The Correct Option is C

Step 1: Compute Total Probability
The sum of all probabilities must be equal to 1: \[ 0 + K + 2K + 2K + 3K + K^2 + 2K^2 + (7K^2 + K) = 1 \] \[ 9K + 10K^2 = 1 \] \[ 10K^2 + 9K - 1 = 0 \] \[ 10K^2 + 10K - K - 1 = 0 \] \[ 10K(K + 1) - 1(K + 1) = 0 \] \[ (K + 1)(10K - 1) = 0 \]
Step 2: Solve for \( K \) \[ K = -1, \quad K = \frac{1}{10} \] Since probability cannot be negative, we take \( K = \frac{1}{10} \).

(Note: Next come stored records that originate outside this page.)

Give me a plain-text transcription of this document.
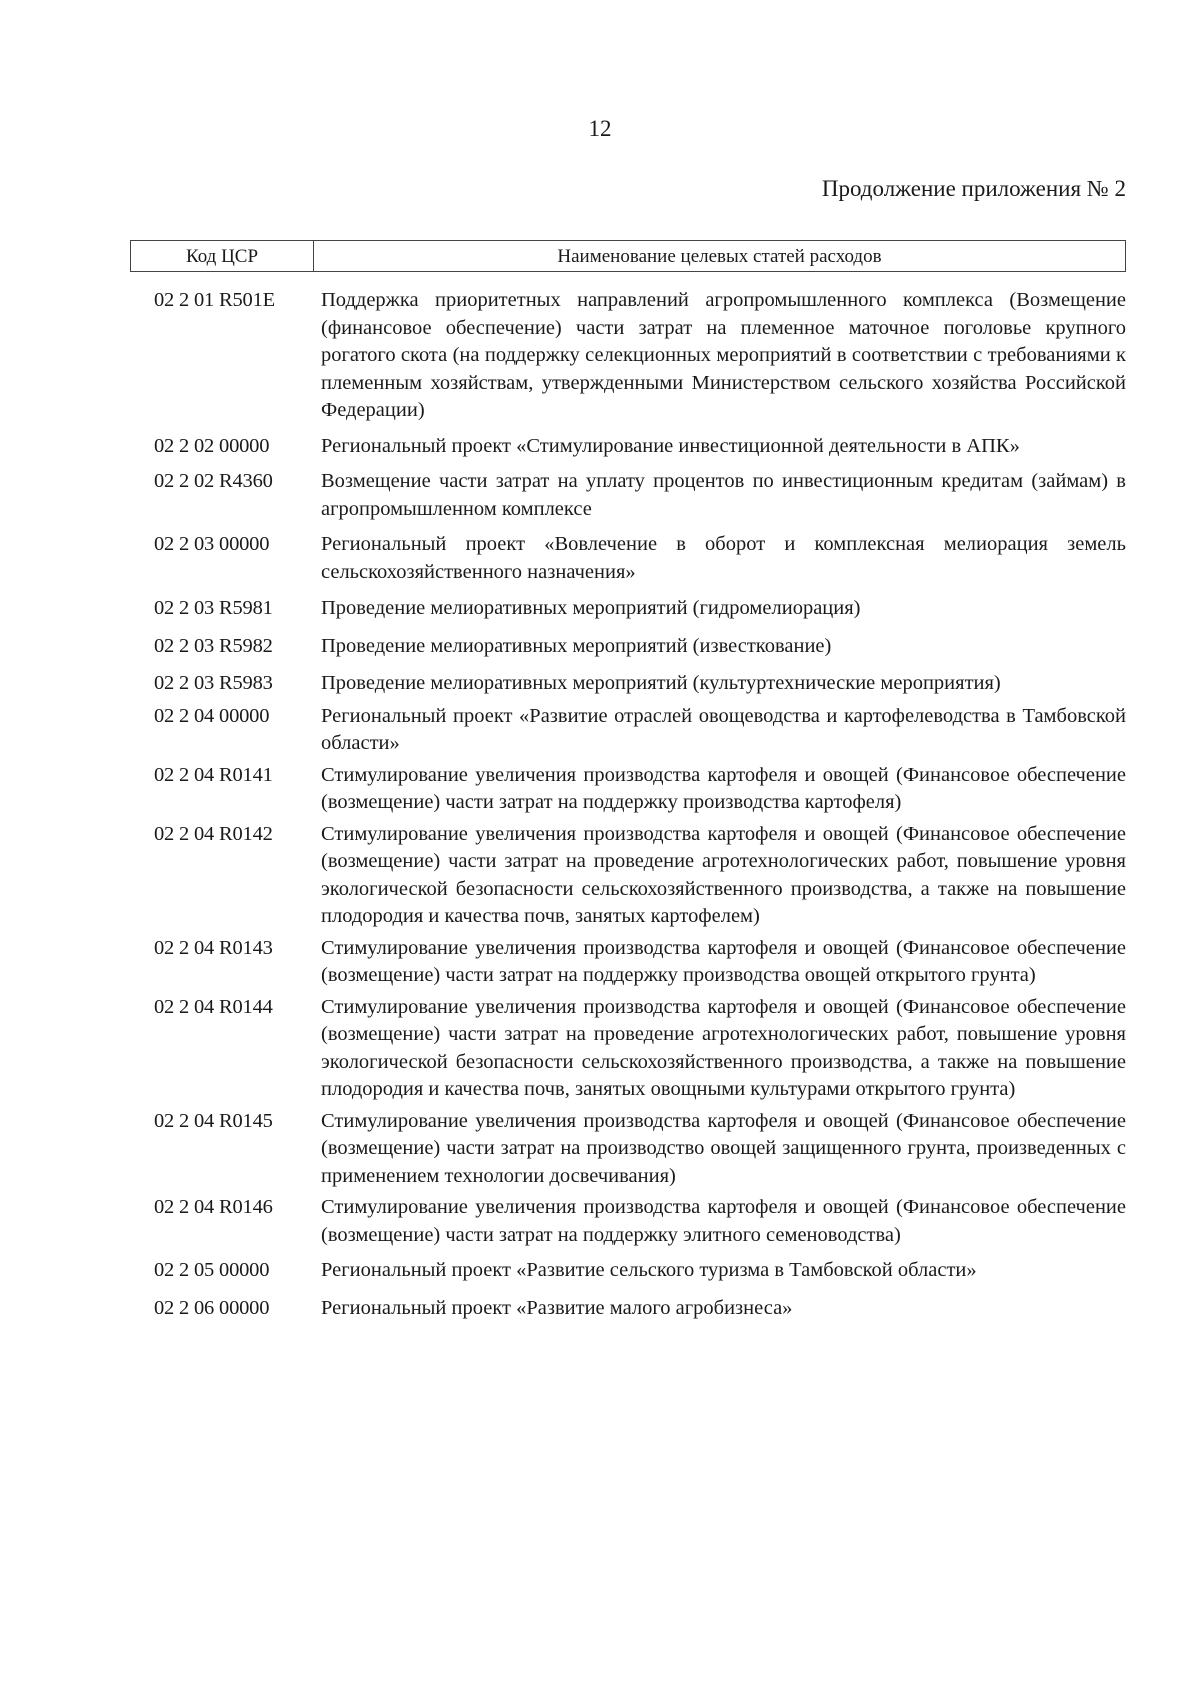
12
Продолжение приложения № 2
Код ЦСР	Наименование целевых статей расходов
02 2 01 R501E	Поддержка приоритетных направлений агропромышленного комплекса (Возмещение (финансовое обеспечение) части затрат на племенное маточное поголовье крупного рогатого скота (на поддержку селекционных мероприятий в соответствии с требованиями к племенным хозяйствам, утвержденными Министерством сельского хозяйства Российской Федерации)
02 2 02 00000	Региональный проект «Стимулирование инвестиционной деятельности в АПК»
02 2 02 R4360	Возмещение части затрат на уплату процентов по инвестиционным кредитам (займам) в агропромышленном комплексе
02 2 03 00000	Региональный проект «Вовлечение в оборот и комплексная мелиорация земель сельскохозяйственного назначения»
02 2 03 R5981	Проведение мелиоративных мероприятий (гидромелиорация)
02 2 03 R5982	Проведение мелиоративных мероприятий (известкование)
02 2 03 R5983	Проведение мелиоративных мероприятий (культуртехнические мероприятия)
02 2 04 00000	Региональный проект «Развитие отраслей овощеводства и картофелеводства в Тамбовской области»
02 2 04 R0141	Стимулирование увеличения производства картофеля и овощей (Финансовое обеспечение (возмещение) части затрат на поддержку производства картофеля)
02 2 04 R0142	Стимулирование увеличения производства картофеля и овощей (Финансовое обеспечение (возмещение) части затрат на проведение агротехнологических работ, повышение уровня экологической безопасности сельскохозяйственного производства, а также на повышение плодородия и качества почв, занятых картофелем)
02 2 04 R0143	Стимулирование увеличения производства картофеля и овощей (Финансовое обеспечение (возмещение) части затрат на поддержку производства овощей открытого грунта)
02 2 04 R0144	Стимулирование увеличения производства картофеля и овощей (Финансовое обеспечение (возмещение) части затрат на проведение агротехнологических работ, повышение уровня экологической безопасности сельскохозяйственного производства, а также на повышение плодородия и качества почв, занятых овощными культурами открытого грунта)
02 2 04 R0145	Стимулирование увеличения производства картофеля и овощей (Финансовое обеспечение (возмещение) части затрат на производство овощей защищенного грунта, произведенных с применением технологии досвечивания)
02 2 04 R0146	Стимулирование увеличения производства картофеля и овощей (Финансовое обеспечение (возмещение) части затрат на поддержку элитного семеноводства)
02 2 05 00000	Региональный проект «Развитие сельского туризма в Тамбовской области»
02 2 06 00000	Региональный проект «Развитие малого агробизнеса»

Step 3: Compute \( P(0<X<5) \) \[ P(0<X<5) = P(X = 1) + P(X = 2) + P(X = 3) + P(X = 4) \] \[ = K + 2K + 2K + 3K = 8K \] \[ = 8 \times \frac{1}{10} = \frac{8}{10} \] Final Answer: The correct answer is \(\boxed{(c) \frac{8}{10}}\).